Is there a method available to obtain a closed-form solution to an integral in the following form:
$$I(x)=\int_{\mathcal{A}} \mathrm{d}x f(x)\left(\frac{\mathrm{d}^n}{\mathrm{d}x^n}g(x)\right)$$
in terms of $f(x)$, $g(x)$, $\frac{\mathrm{d}^m}{\mathrm{d}x^m}g(x)$, $\int_{\mathcal{A}}f(x)\mathrm{d}x$, $\int_{\mathcal{A}}g(x)\mathrm{d}x$, with $\mathcal{A}$ a (possibly infinite) segment on a real number line?

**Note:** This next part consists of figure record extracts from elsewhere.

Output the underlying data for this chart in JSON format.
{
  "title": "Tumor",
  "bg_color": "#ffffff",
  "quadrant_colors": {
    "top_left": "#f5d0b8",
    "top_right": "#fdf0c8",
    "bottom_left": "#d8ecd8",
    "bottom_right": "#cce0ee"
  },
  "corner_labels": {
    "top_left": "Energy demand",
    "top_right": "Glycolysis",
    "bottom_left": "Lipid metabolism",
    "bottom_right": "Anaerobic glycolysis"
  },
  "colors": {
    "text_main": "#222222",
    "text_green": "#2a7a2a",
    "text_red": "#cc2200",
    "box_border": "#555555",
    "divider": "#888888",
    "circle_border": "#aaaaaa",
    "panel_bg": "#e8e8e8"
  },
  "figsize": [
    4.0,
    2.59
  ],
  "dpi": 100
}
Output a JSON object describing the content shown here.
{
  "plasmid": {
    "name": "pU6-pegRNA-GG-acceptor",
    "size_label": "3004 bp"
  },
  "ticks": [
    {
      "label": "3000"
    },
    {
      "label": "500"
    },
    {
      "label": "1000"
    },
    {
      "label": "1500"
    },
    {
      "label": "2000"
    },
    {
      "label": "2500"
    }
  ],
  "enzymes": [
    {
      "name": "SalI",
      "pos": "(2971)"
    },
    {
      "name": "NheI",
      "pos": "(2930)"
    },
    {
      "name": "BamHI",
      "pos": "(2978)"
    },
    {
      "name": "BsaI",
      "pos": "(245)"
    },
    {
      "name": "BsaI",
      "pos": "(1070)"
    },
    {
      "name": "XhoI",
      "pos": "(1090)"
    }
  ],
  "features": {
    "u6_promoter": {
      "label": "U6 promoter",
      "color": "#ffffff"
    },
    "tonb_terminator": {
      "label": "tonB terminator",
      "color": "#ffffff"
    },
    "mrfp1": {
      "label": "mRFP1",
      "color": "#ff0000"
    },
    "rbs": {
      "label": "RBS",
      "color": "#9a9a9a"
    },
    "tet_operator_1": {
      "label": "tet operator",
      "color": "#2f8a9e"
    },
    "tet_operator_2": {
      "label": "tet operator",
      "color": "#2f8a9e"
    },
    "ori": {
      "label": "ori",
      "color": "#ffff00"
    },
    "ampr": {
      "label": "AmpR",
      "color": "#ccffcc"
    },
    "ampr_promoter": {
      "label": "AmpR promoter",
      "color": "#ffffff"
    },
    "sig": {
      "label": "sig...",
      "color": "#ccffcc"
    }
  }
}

If there is such a method, is it extendable to multiple dimensions?
The specific problem I am trying to solve involves Hermite polynomials and has the following form:
$$\int_{-\infty}^{\infty}\mathrm{d}x_1\int_{-\infty}^{\infty}\mathrm{d}x_2\int_{-\infty}^{\infty}\mathrm{d}x_3e^{-f(x_1,x_2,x_3)}e^{x_1^2}\left(\frac{\mathrm{d}^{n_1}}{\mathrm{d}x_1^{n_1}}e^{-x_1^2}\right)e^{x_2^2}\left(\frac{\mathrm{d}^{n_2}}{\mathrm{d}x_2^{n_2}}e^{-x_2^2}\right)e^{x_3^2}\left(\frac{\mathrm{d}^{n_3}}{\mathrm{d}x_3^{n_3}}e^{-x_3^2}\right),$$
where $f(x_1,x_2,x_3)\geq0$ is a positive quadratic polynomial.
I found a very messy solution using standard methods (integration of Gaussian functions). My solution has an ugly summation, and now I am wondering if a "prettier" solution exists.